Melt the butter in a small pan, then add the milk and heat until lukewarm. Remove from the heat and whisk in the sugar, vanilla and yeast, and set aside for five minutes for the yeast to spring into action.

Image result for blueberry miso buns

Combine the flour and salt in a large bowl, then pour in the milk mixture: you might not need all of it, so just keep adding it until the dough is soft and slightly sticky – if too dry, it’ll be tough and difficult to knead. Knead the dough for 10 minutes, until springy and smooth, then put in a bowl, cover with clingfilm and put in a warmish spot to rise.

Meanwhile, for the filling, beat the butter with the sugar until smooth and fluffy. Add miso to taste: you might prefer just a hint of that saltiness, or maybe (like me) you’ll prefer a more full-on savoury kick. Stir in the vanilla and set aside.

After 90 minutes or so, the dough should have more or less doubled in size (if not, leave it for a further 30 minutes). Roll it out on a lightly floured surface to a roughly 50 x 60cm rectangle. Spread with the filling, then evenly scatter over the blueberries. Roll the dough tightly from long edge to long edge, creating a swirled log. Trim off the ends, then divide into 12 equal portions using a large, sharp knife.

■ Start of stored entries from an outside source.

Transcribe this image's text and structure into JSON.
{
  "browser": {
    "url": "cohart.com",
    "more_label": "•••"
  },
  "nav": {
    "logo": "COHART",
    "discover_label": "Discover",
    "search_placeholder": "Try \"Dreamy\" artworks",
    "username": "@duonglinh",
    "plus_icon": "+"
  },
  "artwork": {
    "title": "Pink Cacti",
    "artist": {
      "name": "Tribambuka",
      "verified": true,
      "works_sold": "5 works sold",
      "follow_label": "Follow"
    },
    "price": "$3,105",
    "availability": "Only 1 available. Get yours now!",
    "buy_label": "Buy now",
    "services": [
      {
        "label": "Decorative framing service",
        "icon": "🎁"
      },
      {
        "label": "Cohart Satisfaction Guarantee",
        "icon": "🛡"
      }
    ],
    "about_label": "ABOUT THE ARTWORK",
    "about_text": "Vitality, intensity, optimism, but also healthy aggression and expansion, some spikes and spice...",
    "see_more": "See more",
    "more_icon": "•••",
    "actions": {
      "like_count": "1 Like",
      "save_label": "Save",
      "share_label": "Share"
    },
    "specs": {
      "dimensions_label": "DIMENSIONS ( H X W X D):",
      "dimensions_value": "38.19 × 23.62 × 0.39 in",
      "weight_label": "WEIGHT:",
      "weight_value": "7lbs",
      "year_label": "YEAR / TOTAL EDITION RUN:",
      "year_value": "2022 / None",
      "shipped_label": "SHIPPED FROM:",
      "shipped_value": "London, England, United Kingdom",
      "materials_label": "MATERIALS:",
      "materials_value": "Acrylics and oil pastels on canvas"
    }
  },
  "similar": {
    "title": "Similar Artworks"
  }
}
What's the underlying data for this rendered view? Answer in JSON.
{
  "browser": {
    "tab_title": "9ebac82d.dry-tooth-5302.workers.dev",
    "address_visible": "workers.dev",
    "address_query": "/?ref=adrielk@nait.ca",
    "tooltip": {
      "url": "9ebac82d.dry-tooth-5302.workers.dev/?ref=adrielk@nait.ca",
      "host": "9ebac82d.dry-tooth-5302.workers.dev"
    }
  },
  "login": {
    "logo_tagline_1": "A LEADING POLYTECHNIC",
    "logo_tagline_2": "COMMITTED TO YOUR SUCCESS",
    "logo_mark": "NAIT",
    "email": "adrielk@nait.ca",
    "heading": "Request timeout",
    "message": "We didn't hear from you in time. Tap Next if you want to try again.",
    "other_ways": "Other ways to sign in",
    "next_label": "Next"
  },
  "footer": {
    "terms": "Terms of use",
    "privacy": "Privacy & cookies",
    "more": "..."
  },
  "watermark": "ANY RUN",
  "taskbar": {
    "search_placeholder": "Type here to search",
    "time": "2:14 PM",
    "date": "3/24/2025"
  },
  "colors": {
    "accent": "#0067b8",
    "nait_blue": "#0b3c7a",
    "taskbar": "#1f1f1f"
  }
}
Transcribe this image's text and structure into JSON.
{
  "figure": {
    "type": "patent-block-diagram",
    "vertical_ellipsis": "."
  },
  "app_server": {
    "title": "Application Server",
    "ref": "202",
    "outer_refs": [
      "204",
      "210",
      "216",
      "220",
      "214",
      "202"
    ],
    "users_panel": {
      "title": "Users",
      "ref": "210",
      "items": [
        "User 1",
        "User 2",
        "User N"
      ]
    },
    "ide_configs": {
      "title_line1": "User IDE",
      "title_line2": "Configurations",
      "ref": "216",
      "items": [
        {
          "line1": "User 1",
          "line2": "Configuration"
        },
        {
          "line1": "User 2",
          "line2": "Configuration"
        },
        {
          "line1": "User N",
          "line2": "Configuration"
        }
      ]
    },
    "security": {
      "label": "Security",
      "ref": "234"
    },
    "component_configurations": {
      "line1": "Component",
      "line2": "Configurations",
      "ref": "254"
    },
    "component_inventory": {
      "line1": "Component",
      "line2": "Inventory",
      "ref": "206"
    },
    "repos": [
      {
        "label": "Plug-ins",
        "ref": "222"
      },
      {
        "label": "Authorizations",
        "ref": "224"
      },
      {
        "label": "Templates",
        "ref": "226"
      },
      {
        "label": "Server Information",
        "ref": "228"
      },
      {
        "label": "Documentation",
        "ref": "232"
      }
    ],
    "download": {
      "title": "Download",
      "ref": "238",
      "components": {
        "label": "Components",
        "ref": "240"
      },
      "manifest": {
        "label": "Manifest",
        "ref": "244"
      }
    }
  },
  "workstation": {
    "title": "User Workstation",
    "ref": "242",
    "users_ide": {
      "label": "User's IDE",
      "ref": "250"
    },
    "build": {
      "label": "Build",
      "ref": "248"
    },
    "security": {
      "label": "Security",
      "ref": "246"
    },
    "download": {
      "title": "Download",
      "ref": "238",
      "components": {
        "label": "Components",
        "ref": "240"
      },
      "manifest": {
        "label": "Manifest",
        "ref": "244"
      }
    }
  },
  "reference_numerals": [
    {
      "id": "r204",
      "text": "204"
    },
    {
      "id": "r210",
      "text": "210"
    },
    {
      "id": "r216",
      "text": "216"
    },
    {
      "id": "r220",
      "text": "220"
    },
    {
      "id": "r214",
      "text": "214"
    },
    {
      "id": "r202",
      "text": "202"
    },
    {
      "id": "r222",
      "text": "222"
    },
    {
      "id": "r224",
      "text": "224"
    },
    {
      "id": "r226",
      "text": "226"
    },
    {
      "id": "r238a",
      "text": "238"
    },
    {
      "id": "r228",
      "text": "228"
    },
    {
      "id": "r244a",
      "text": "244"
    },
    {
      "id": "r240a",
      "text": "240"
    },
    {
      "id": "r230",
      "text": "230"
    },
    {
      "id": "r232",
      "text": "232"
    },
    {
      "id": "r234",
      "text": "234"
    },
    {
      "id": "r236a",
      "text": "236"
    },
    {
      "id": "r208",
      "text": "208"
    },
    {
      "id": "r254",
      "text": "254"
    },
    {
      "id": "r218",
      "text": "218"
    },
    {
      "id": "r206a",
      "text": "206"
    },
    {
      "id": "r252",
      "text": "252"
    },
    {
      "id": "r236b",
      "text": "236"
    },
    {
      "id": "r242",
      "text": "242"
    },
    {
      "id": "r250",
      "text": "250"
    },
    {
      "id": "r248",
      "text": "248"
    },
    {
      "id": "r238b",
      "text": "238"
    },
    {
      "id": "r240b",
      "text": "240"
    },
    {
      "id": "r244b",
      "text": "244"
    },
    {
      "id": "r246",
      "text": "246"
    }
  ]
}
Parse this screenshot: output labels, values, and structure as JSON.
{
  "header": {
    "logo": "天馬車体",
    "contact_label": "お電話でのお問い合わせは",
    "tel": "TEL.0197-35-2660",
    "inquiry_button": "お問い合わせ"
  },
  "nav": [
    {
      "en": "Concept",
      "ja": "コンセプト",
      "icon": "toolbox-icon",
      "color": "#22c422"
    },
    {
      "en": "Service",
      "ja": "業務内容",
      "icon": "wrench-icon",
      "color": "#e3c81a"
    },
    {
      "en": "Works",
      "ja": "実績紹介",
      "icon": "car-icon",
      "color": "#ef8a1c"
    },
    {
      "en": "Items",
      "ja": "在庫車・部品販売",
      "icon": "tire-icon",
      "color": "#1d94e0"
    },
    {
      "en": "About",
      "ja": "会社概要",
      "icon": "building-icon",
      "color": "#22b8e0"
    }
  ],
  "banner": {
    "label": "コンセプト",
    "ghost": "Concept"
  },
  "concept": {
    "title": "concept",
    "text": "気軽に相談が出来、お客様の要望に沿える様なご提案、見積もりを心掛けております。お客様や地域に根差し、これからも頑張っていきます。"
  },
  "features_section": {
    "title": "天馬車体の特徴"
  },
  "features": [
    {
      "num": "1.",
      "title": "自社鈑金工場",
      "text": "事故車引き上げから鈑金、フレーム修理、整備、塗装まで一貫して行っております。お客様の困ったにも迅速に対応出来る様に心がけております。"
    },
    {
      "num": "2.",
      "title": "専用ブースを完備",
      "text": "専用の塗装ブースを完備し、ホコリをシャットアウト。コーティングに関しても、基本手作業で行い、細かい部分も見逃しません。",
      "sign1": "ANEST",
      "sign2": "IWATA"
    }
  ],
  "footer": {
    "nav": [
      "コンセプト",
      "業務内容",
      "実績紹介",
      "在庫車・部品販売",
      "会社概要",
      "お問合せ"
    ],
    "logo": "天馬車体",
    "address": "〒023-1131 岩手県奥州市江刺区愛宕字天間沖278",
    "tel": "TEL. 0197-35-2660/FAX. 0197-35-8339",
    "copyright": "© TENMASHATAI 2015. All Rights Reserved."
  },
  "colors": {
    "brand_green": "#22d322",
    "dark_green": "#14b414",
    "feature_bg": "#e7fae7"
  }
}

Line a 20 x 30cm roasting tin with baking paper, then arrange the buns cut side up in the tin, spacing them evenly. Cover with clingfilm and leave to rise for 45-60 minutes; heat the oven to 180C/350F/gas 4.

Once the buns are puffy and risen, put in the oven and bake for 25-30 minutes. They’re ready when they’re golden brown on top, mottled with splashes of bubbling blueberry juice and springy to the touch. Quickly whisk together the glaze, gradually adding the vanilla and water to the icing sugar to get a smooth, very runny icing. Brush this over the tops of the hot buns using a pastry brush, then leave to cool.